US 12,243,273 B2
Neural 3D video synthesis
Zhaoyang Lv, Redmond, WA (US); Miroslava Slavcheva, Seattle, WA (US); Tianye Li, Los Angeles, CA (US); Michael Zollhoefer, Pittsburgh, PA (US); Simon Gareth Green, Deptford (GB); Tanner Schmidt, Seattle, WA (US); Michael Goesele, Woodinville, WA (US); Steven John Lovegrove, Woodinville, WA (US); Christoph Lassner, San Francisco, CA (US); and Changil Kim, Seattle, WA (US)
Assigned to META PLATFORMS TECHNOLOGIES, LLC, Menlo Park, CA (US)
Filed by META PLATFORMS TECHNOLOGIES, LLC, Menlo Park, CA (US)
Filed on Jan. 7, 2022, as Appl. No. 17/571,285.
Claims priority of provisional application 63/142,234, filed on Jan. 27, 2021.
Prior Publication US 2022/0239844 A1, Jul. 28, 2022
Int. Cl.
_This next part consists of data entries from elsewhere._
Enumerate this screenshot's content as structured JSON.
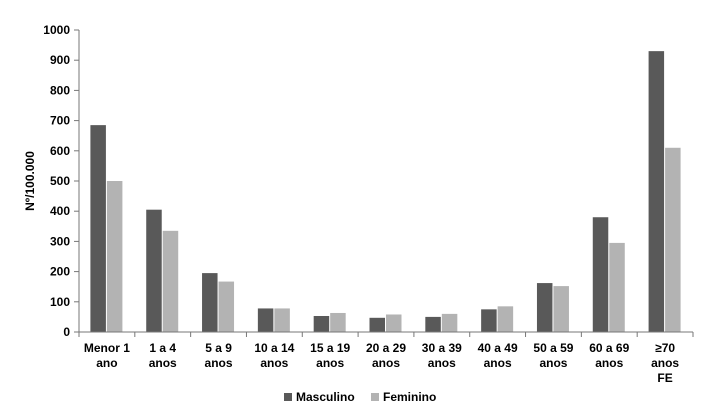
{
  "chart_data": {
    "type": "bar",
    "ylabel": "Nº/100.000",
    "ylim": [
      0,
      1000
    ],
    "yticks": [
      0,
      100,
      200,
      300,
      400,
      500,
      600,
      700,
      800,
      900,
      1000
    ],
    "grid": false,
    "legend_position": "bottom",
    "categories": [
      [
        "Menor 1",
        "ano"
      ],
      [
        "1 a 4",
        "anos"
      ],
      [
        "5 a 9",
        "anos"
      ],
      [
        "10 a 14",
        "anos"
      ],
      [
        "15 a 19",
        "anos"
      ],
      [
        "20 a 29",
        "anos"
      ],
      [
        "30 a 39",
        "anos"
      ],
      [
        "40 a 49",
        "anos"
      ],
      [
        "50 a 59",
        "anos"
      ],
      [
        "60 a 69",
        "anos"
      ],
      [
        "≥70",
        "anos",
        "FE"
      ]
    ],
    "series": [
      {
        "name": "Masculino",
        "color": "#595959",
        "values": [
          685,
          405,
          195,
          78,
          53,
          47,
          50,
          75,
          162,
          380,
          930
        ]
      },
      {
        "name": "Feminino",
        "color": "#b3b3b3",
        "values": [
          500,
          335,
          167,
          78,
          63,
          58,
          60,
          85,
          152,
          295,
          610
        ]
      }
    ]
  }
}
G06T 7/00 (2017.01)
CPC G06T 7/97 (2017.01) [G06T 2207/20081 (2013.01); G06T 2207/20084 (2013.01)] 17 Claims
OG exemplary drawing
 
1. A method comprising:
rendering output frames for an output video of a scene, wherein each output frame is rendered by querying an updated neural radiance field (NeRF) using at least one updated latent code respectively associated with a desired time associated with the output frame, a desired viewpoint for the output frame, and ray directions associated with pixels in the output frame, wherein the updated NeRF and the at least one updated latent code are based on:
a set of pixels selected from a plurality of pixels of at least two frames in a training video for the scene captured by a camera, the set of pixels selected based on temporal variances of the plurality of pixels,
rendered pixel values for the set of pixels that were identified by querying a pre-trained NeRF using:
ray directions associated with the set of pixels,
initialized latent codes respectively associated with times associated with the at least two frames in the training video, and
a first camera viewpoint associated with the at least two frames; and
a comparison between the rendered pixel values and original pixel values for the set of pixels.